Progress Against Plan
If I compare the last week to my original expectations:
- Ahead on:
- Terraform quality (modules, structure, clarity)
- CI pipeline robustness (linting, security checks)
- Observability basics (Prometheus metrics wired in)
- On track for:
- Local Kubernetes deployment and basic debugging
- Portfolio documentation and diagrams
- Behind on:
- Managed Kubernetes (EKS/GKE)
- Cloud networking deep dive
- Volume of job applications
Overall, I’d call it “slightly behind schedule but in the right direction.” The delay is mostly due to underestimating Kubernetes complexity and the mental load of starting job search activities. That’s a realistic tradeoff, not a failure.
Weekly Review
This week’s plan was to:
- Solidify Terraform and Docker
- Get a basic Kubernetes deployment running
- Add observability
- Start or continue job applications
Was it worthwhile? Yes. Every hour invested went into skills that show up repeatedly in job postings. The plan was ambitious, and I didn’t finish everything, but the direction is clearly correct. The main adjustment I need is pacing: Kubernetes and managed cloud services require more time than I gave them on paper.
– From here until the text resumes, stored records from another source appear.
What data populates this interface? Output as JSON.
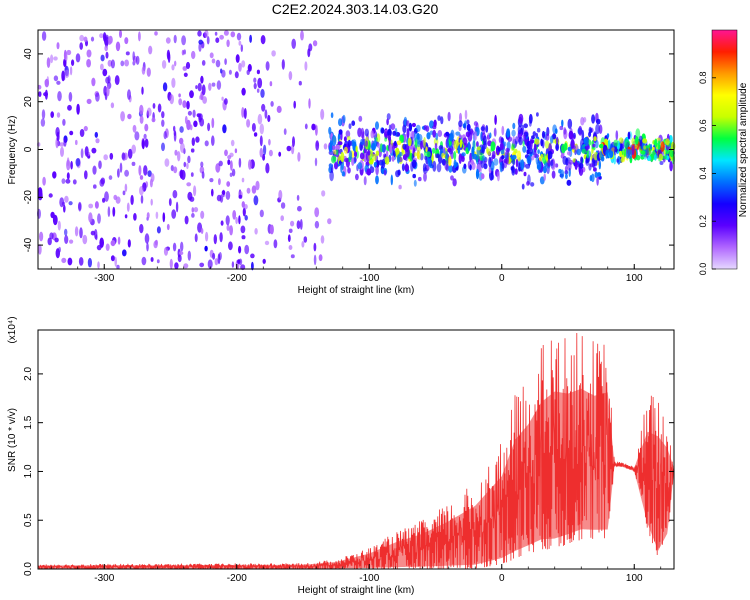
{
  "title": "C2E2.2024.303.14.03.G20",
  "chart_data": [
    {
      "type": "heatmap",
      "xlabel": "Height of straight line (km)",
      "ylabel": "Frequency (Hz)",
      "xlim": [
        -350,
        130
      ],
      "ylim": [
        -50,
        50
      ],
      "xticks": [
        "-300",
        "-200",
        "-100",
        "0",
        "100"
      ],
      "yticks": [
        "-40",
        "-20",
        "0",
        "20",
        "40"
      ],
      "grid": false,
      "colorbar": {
        "label": "Normalized spectral amplitude",
        "range": [
          0,
          1
        ],
        "ticks": [
          "0.0",
          "0.2",
          "0.4",
          "0.6",
          "0.8"
        ],
        "colors": [
          "#e6d8ff",
          "#b066ff",
          "#5a00ff",
          "#1500ff",
          "#0070ff",
          "#00e6ff",
          "#00ff40",
          "#c8ff00",
          "#ffff00",
          "#ff9a00",
          "#ff1e00",
          "#ff1493"
        ]
      },
      "bands": [
        {
          "x_range": [
            -350,
            -175
          ],
          "freq_halfwidth": 50,
          "density": 0.55,
          "amplitude": 0.18
        },
        {
          "x_range": [
            -175,
            -130
          ],
          "freq_halfwidth": 50,
          "density": 0.25,
          "amplitude": 0.15
        },
        {
          "x_range": [
            -130,
            75
          ],
          "freq_halfwidth": 18,
          "density": 0.75,
          "amplitude": 0.3
        },
        {
          "x_range": [
            75,
            130
          ],
          "freq_halfwidth": 8,
          "density": 0.8,
          "amplitude": 0.45
        }
      ]
    },
    {
      "type": "line",
      "xlabel": "Height of straight line (km)",
      "ylabel": "SNR (10 * v/v)",
      "y_multiplier": "(x10⁴)",
      "xlim": [
        -350,
        130
      ],
      "ylim": [
        0,
        2.45
      ],
      "xticks": [
        "-300",
        "-200",
        "-100",
        "0",
        "100"
      ],
      "yticks": [
        "0.0",
        "0.5",
        "1.0",
        "1.5",
        "2.0"
      ],
      "grid": false,
      "color": "#ee2e2e",
      "envelope": {
        "x": [
          -350,
          -150,
          -125,
          -100,
          -80,
          -60,
          -40,
          -20,
          0,
          10,
          20,
          30,
          40,
          50,
          60,
          70,
          80,
          85,
          90,
          100,
          110,
          118,
          125,
          130
        ],
        "y_max": [
          0.05,
          0.06,
          0.1,
          0.22,
          0.38,
          0.5,
          0.68,
          0.9,
          1.3,
          1.8,
          2.0,
          2.3,
          2.45,
          2.4,
          2.45,
          2.35,
          2.4,
          1.1,
          1.1,
          1.05,
          1.8,
          1.85,
          1.6,
          1.05
        ],
        "y_min": [
          0.0,
          0.0,
          0.0,
          0.0,
          0.0,
          0.0,
          0.0,
          0.0,
          0.05,
          0.1,
          0.15,
          0.2,
          0.2,
          0.25,
          0.3,
          0.3,
          0.3,
          1.05,
          1.05,
          1.0,
          0.4,
          0.1,
          0.3,
          1.0
        ]
      }
    }
  ]
}
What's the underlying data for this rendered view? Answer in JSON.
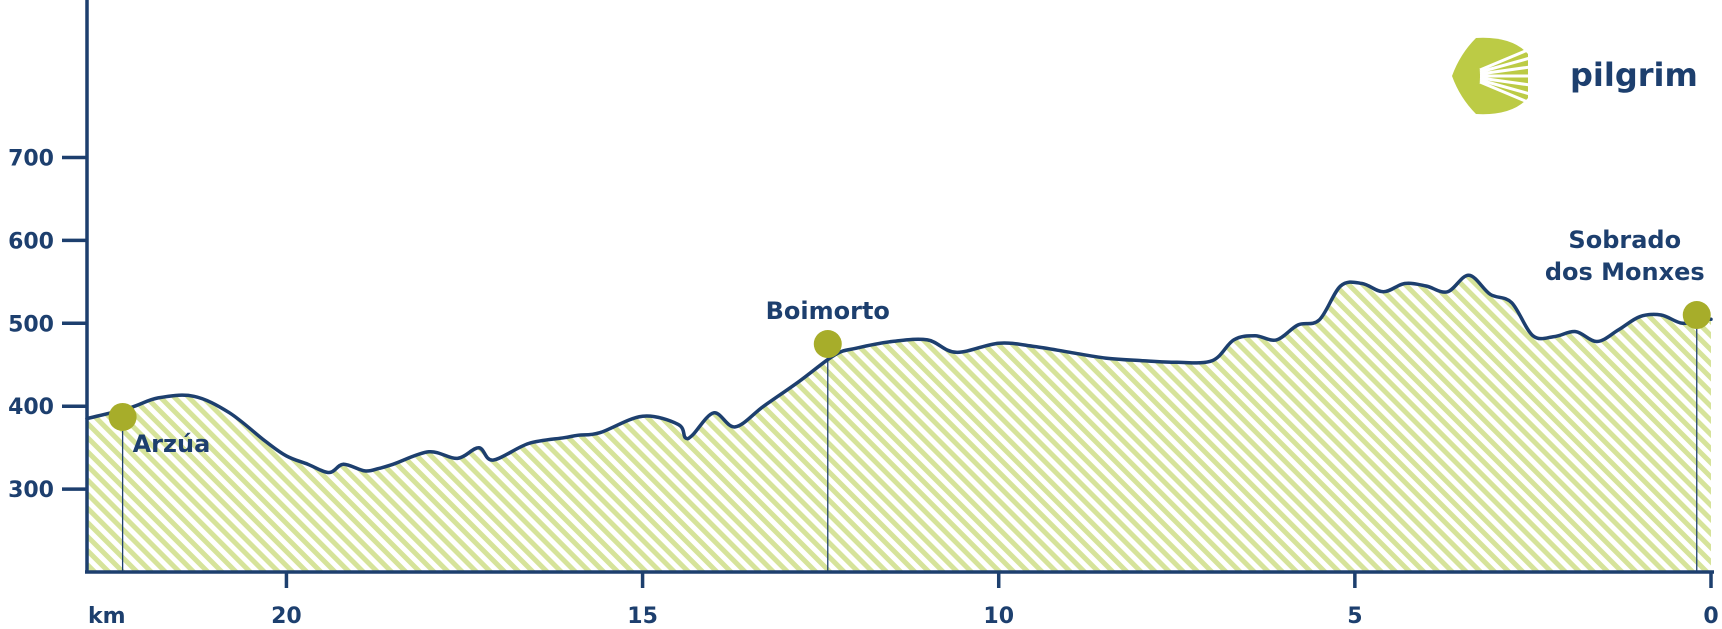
{
  "brand": {
    "name": "pilgrim"
  },
  "colors": {
    "line": "#1d3f6e",
    "fill": "#d6e39a",
    "marker": "#a7ad2a",
    "logo": "#bccb45"
  },
  "chart_data": {
    "type": "area",
    "title": "",
    "xlabel": "km",
    "ylabel": "",
    "x_direction": "reversed",
    "xlim": [
      22.8,
      0
    ],
    "ylim": [
      200,
      890
    ],
    "x_ticks": [
      "20",
      "15",
      "10",
      "5",
      "0"
    ],
    "x_tick_values": [
      20,
      15,
      10,
      5,
      0
    ],
    "y_ticks": [
      "300",
      "400",
      "500",
      "600",
      "700"
    ],
    "y_tick_values": [
      300,
      400,
      500,
      600,
      700
    ],
    "series": [
      {
        "name": "",
        "x": [
          22.8,
          22.2,
          21.8,
          21.3,
          20.8,
          20.3,
          20.0,
          19.7,
          19.4,
          19.2,
          18.9,
          18.7,
          18.5,
          18.0,
          17.6,
          17.3,
          17.1,
          16.6,
          16.1,
          15.9,
          15.6,
          15.0,
          14.5,
          14.4,
          14.3,
          14.0,
          13.7,
          13.3,
          12.8,
          12.3,
          12.0,
          11.5,
          11.0,
          10.6,
          10.0,
          9.5,
          9.0,
          8.5,
          8.0,
          7.5,
          7.0,
          6.7,
          6.4,
          6.1,
          5.8,
          5.5,
          5.2,
          4.9,
          4.6,
          4.3,
          4.0,
          3.7,
          3.4,
          3.1,
          2.8,
          2.5,
          2.2,
          1.9,
          1.6,
          1.3,
          1.0,
          0.7,
          0.4,
          0.1,
          0.0
        ],
        "values": [
          385,
          398,
          410,
          412,
          392,
          358,
          340,
          330,
          320,
          330,
          322,
          325,
          330,
          345,
          337,
          350,
          335,
          355,
          362,
          365,
          368,
          388,
          378,
          362,
          365,
          392,
          375,
          400,
          430,
          462,
          470,
          478,
          480,
          465,
          476,
          472,
          465,
          458,
          455,
          453,
          455,
          480,
          485,
          480,
          498,
          504,
          545,
          548,
          538,
          548,
          545,
          538,
          558,
          535,
          525,
          485,
          484,
          490,
          478,
          492,
          508,
          510,
          500,
          505,
          505
        ]
      }
    ],
    "stops": [
      {
        "name": "Arzúa",
        "km": 22.3,
        "elevation": 387
      },
      {
        "name": "Boimorto",
        "km": 12.4,
        "elevation": 475
      },
      {
        "name": "Sobrado dos Monxes",
        "name_line1": "Sobrado",
        "name_line2": "dos Monxes",
        "km": 0.2,
        "elevation": 510
      }
    ],
    "grid": false,
    "legend": "none"
  }
}
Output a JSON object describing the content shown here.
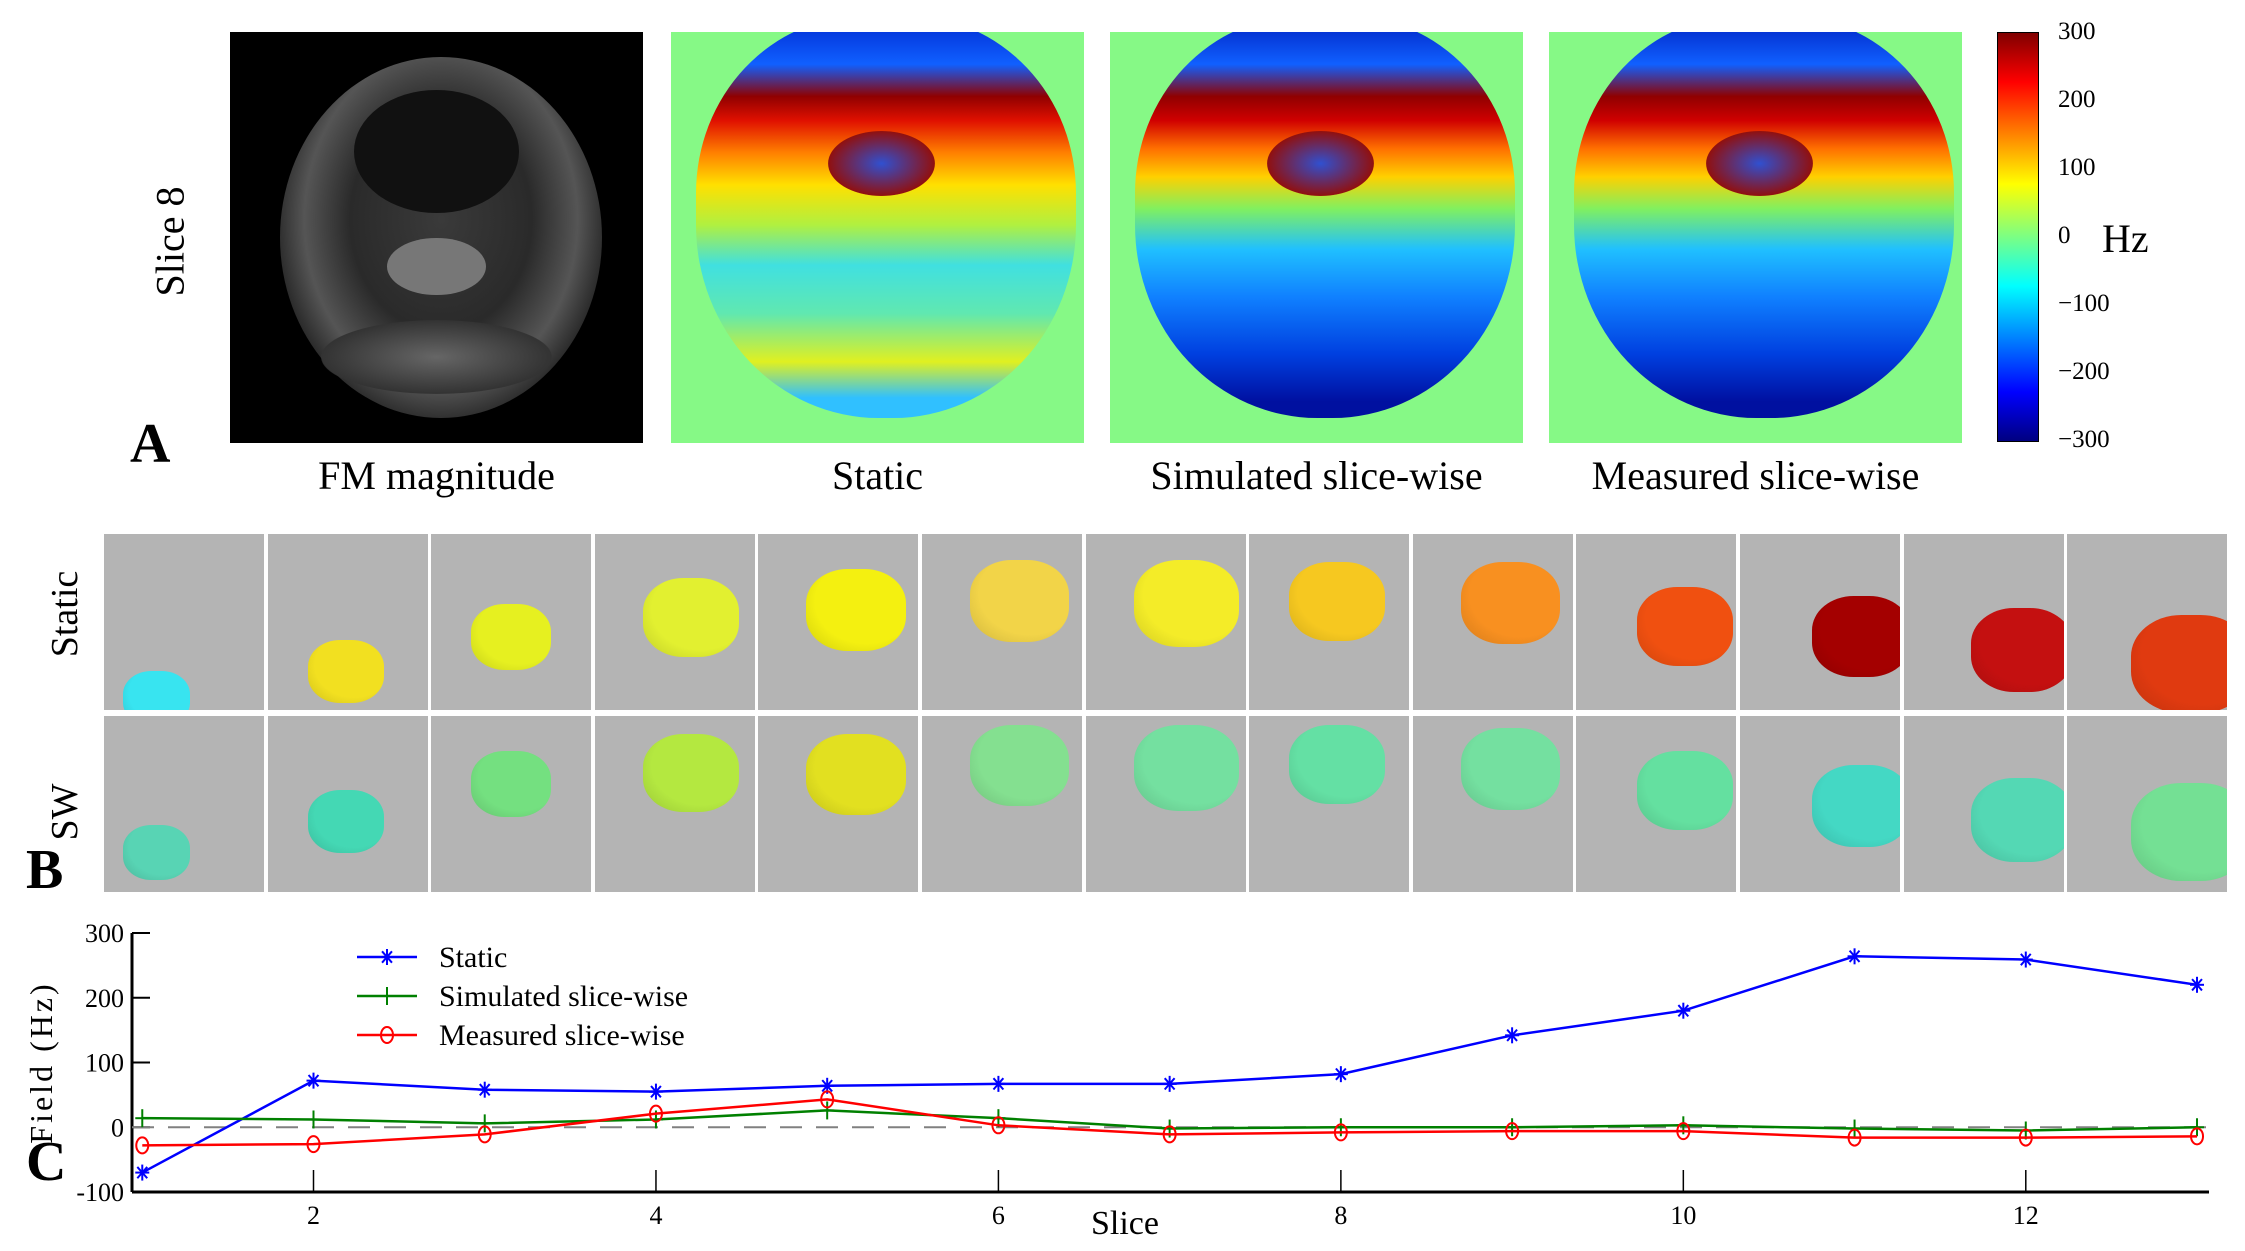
{
  "panel_a": {
    "letter": "A",
    "row_label": "Slice 8",
    "captions": [
      "FM magnitude",
      "Static",
      "Simulated slice-wise",
      "Measured slice-wise"
    ],
    "colorbar": {
      "ticks": [
        "300",
        "200",
        "100",
        "0",
        "−100",
        "−200",
        "−300"
      ],
      "unit": "Hz",
      "range": [
        -300,
        300
      ],
      "colormap": "jet"
    }
  },
  "panel_b": {
    "letter": "B",
    "row_labels": [
      "Static",
      "SW"
    ],
    "static_colors": [
      "#38e4f0",
      "#f2e020",
      "#e6f020",
      "#e2f030",
      "#f4f010",
      "#f2d448",
      "#f4ec28",
      "#f6c820",
      "#f89020",
      "#f05010",
      "#a40000",
      "#c41010",
      "#e03a10"
    ],
    "sw_colors": [
      "#58d4b4",
      "#44d8b4",
      "#74e080",
      "#b4e840",
      "#e2e020",
      "#84e090",
      "#74e0a0",
      "#64e0a4",
      "#74e0a0",
      "#64e0a0",
      "#44d8c4",
      "#54d8b4",
      "#74e094"
    ]
  },
  "chart_data": {
    "type": "line",
    "letter": "C",
    "title": "",
    "xlabel": "Slice",
    "ylabel": "Field (Hz)",
    "x": [
      1,
      2,
      3,
      4,
      5,
      6,
      7,
      8,
      9,
      10,
      11,
      12,
      13
    ],
    "xlim": [
      0.94,
      13.07
    ],
    "ylim": [
      -100,
      300
    ],
    "xticks": [
      2,
      4,
      6,
      8,
      10,
      12
    ],
    "yticks": [
      -100,
      0,
      100,
      200,
      300
    ],
    "grid": false,
    "legend_position": "top-left",
    "reference_line": {
      "y": 0,
      "style": "dashed",
      "color": "#808080"
    },
    "series": [
      {
        "name": "Static",
        "color": "#0000ff",
        "marker": "asterisk",
        "values": [
          -70,
          72,
          58,
          55,
          64,
          67,
          67,
          82,
          142,
          180,
          264,
          259,
          220
        ]
      },
      {
        "name": "Simulated slice-wise",
        "color": "#008000",
        "marker": "plus",
        "values": [
          14,
          12,
          6,
          12,
          26,
          14,
          -2,
          0,
          0,
          3,
          -2,
          -5,
          0
        ]
      },
      {
        "name": "Measured slice-wise",
        "color": "#ff0000",
        "marker": "circle",
        "values": [
          -28,
          -26,
          -11,
          21,
          43,
          3,
          -11,
          -8,
          -6,
          -6,
          -16,
          -16,
          -14
        ]
      }
    ]
  }
}
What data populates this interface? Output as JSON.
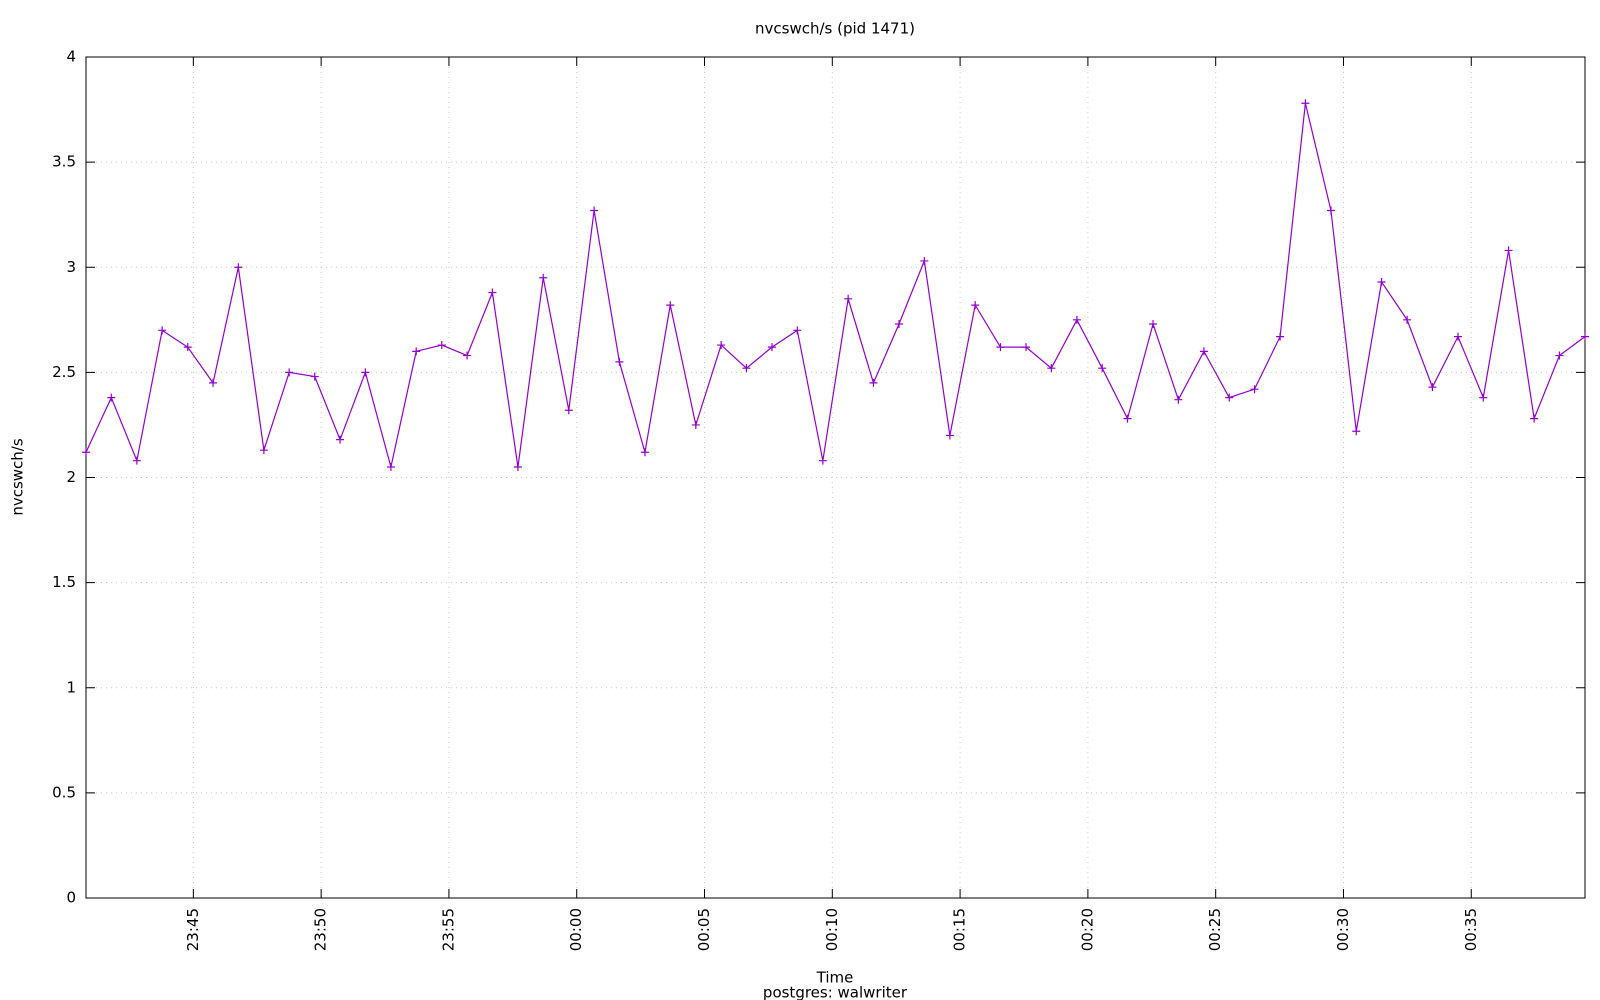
{
  "chart_data": {
    "type": "line",
    "title": "nvcswch/s (pid 1471)",
    "subtitle": "postgres: walwriter",
    "x_label": "Time",
    "y_label": "nvcswch/s",
    "color": "#9400d3",
    "grid": true,
    "x": [
      1420.8,
      1421.79,
      1422.79,
      1423.78,
      1424.78,
      1425.77,
      1426.76,
      1427.76,
      1428.75,
      1429.75,
      1430.74,
      1431.73,
      1432.73,
      1433.72,
      1434.72,
      1435.71,
      1436.7,
      1437.7,
      1438.69,
      1439.69,
      1440.68,
      1441.67,
      1442.67,
      1443.66,
      1444.66,
      1445.65,
      1446.64,
      1447.64,
      1448.63,
      1449.63,
      1450.62,
      1451.61,
      1452.61,
      1453.6,
      1454.6,
      1455.59,
      1456.58,
      1457.58,
      1458.57,
      1459.57,
      1460.56,
      1461.55,
      1462.55,
      1463.54,
      1464.54,
      1465.53,
      1466.52,
      1467.52,
      1468.51,
      1469.51,
      1470.5,
      1471.49,
      1472.49,
      1473.48,
      1474.48,
      1475.47,
      1476.46,
      1477.46,
      1478.45,
      1479.45
    ],
    "values": [
      2.12,
      2.38,
      2.08,
      2.7,
      2.62,
      2.45,
      3.0,
      2.13,
      2.5,
      2.48,
      2.18,
      2.5,
      2.05,
      2.6,
      2.63,
      2.58,
      2.88,
      2.05,
      2.95,
      2.32,
      3.27,
      2.55,
      2.12,
      2.82,
      2.25,
      2.63,
      2.52,
      2.62,
      2.7,
      2.08,
      2.85,
      2.45,
      2.73,
      3.03,
      2.2,
      2.82,
      2.62,
      2.62,
      2.52,
      2.75,
      2.52,
      2.28,
      2.73,
      2.37,
      2.6,
      2.38,
      2.42,
      2.67,
      3.78,
      3.27,
      2.22,
      2.93,
      2.75,
      2.43,
      2.67,
      2.38,
      3.08,
      2.28,
      2.58,
      2.67
    ],
    "xlim": [
      1420.8,
      1479.45
    ],
    "xticks": [
      {
        "value": 1425,
        "label": "23:45"
      },
      {
        "value": 1430,
        "label": "23:50"
      },
      {
        "value": 1435,
        "label": "23:55"
      },
      {
        "value": 1440,
        "label": "00:00"
      },
      {
        "value": 1445,
        "label": "00:05"
      },
      {
        "value": 1450,
        "label": "00:10"
      },
      {
        "value": 1455,
        "label": "00:15"
      },
      {
        "value": 1460,
        "label": "00:20"
      },
      {
        "value": 1465,
        "label": "00:25"
      },
      {
        "value": 1470,
        "label": "00:30"
      },
      {
        "value": 1475,
        "label": "00:35"
      }
    ],
    "ylim": [
      0,
      4
    ],
    "yticks": [
      0,
      0.5,
      1,
      1.5,
      2,
      2.5,
      3,
      3.5,
      4
    ]
  }
}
Should I continue with the plan? Yes, with a small modification: instead of rushing into EKS/GKE next week, I’ll spend more time deepening local Kubernetes understanding and only then move to managed clusters. The weekly review confirms that the strategy—Cloud/DevOps first, AI‑adjacent second—is still supported by market evidence and my own progress.
Strategy Changes
I’m not pivoting away from Cloud/DevOps or toward pure AI. Instead, I’m:
- Extending the Kubernetes learning window
- Pushing managed Kubernetes (EKS/GKE) to the next week or two
- Keeping the AI‑adjacent RAG demo as a “nice to have” once core infra skills feel solid
No dramatic changes—just a more honest timeline.
Next Steps
Over the next few days, I plan to:
- Deepen Kubernetes knowledge:
- Explore Services, Ingress, and ConfigMaps in more detail
- Practice rolling updates and scaling
- Start a gentle cloud networking deep dive:
- VPCs, subnets, routing, security groups
- Prepare for upcoming screening calls:
- Review common DevOps interview questions
- Write 3–5 STAR stories based on real incidents
- Apply to at least 5 more roles, prioritizing those that match my current stack (Terraform, Docker, Kubernetes, AWS, GitHub Actions).
Reflection
Two weeks in, the honeymoon phase is over and the real work has begun. I’m no longer riding the high of “new tools!”—I’m in the slower, more meaningful phase of building depth. That feels harder, but also more honest. I’m still convinced that Cloud/DevOps is the fastest realistic path back into tech for my background, and the market data keeps reinforcing that. The key now is to protect my energy, keep the scope realistic, and let the compounding effect of daily practice do its work.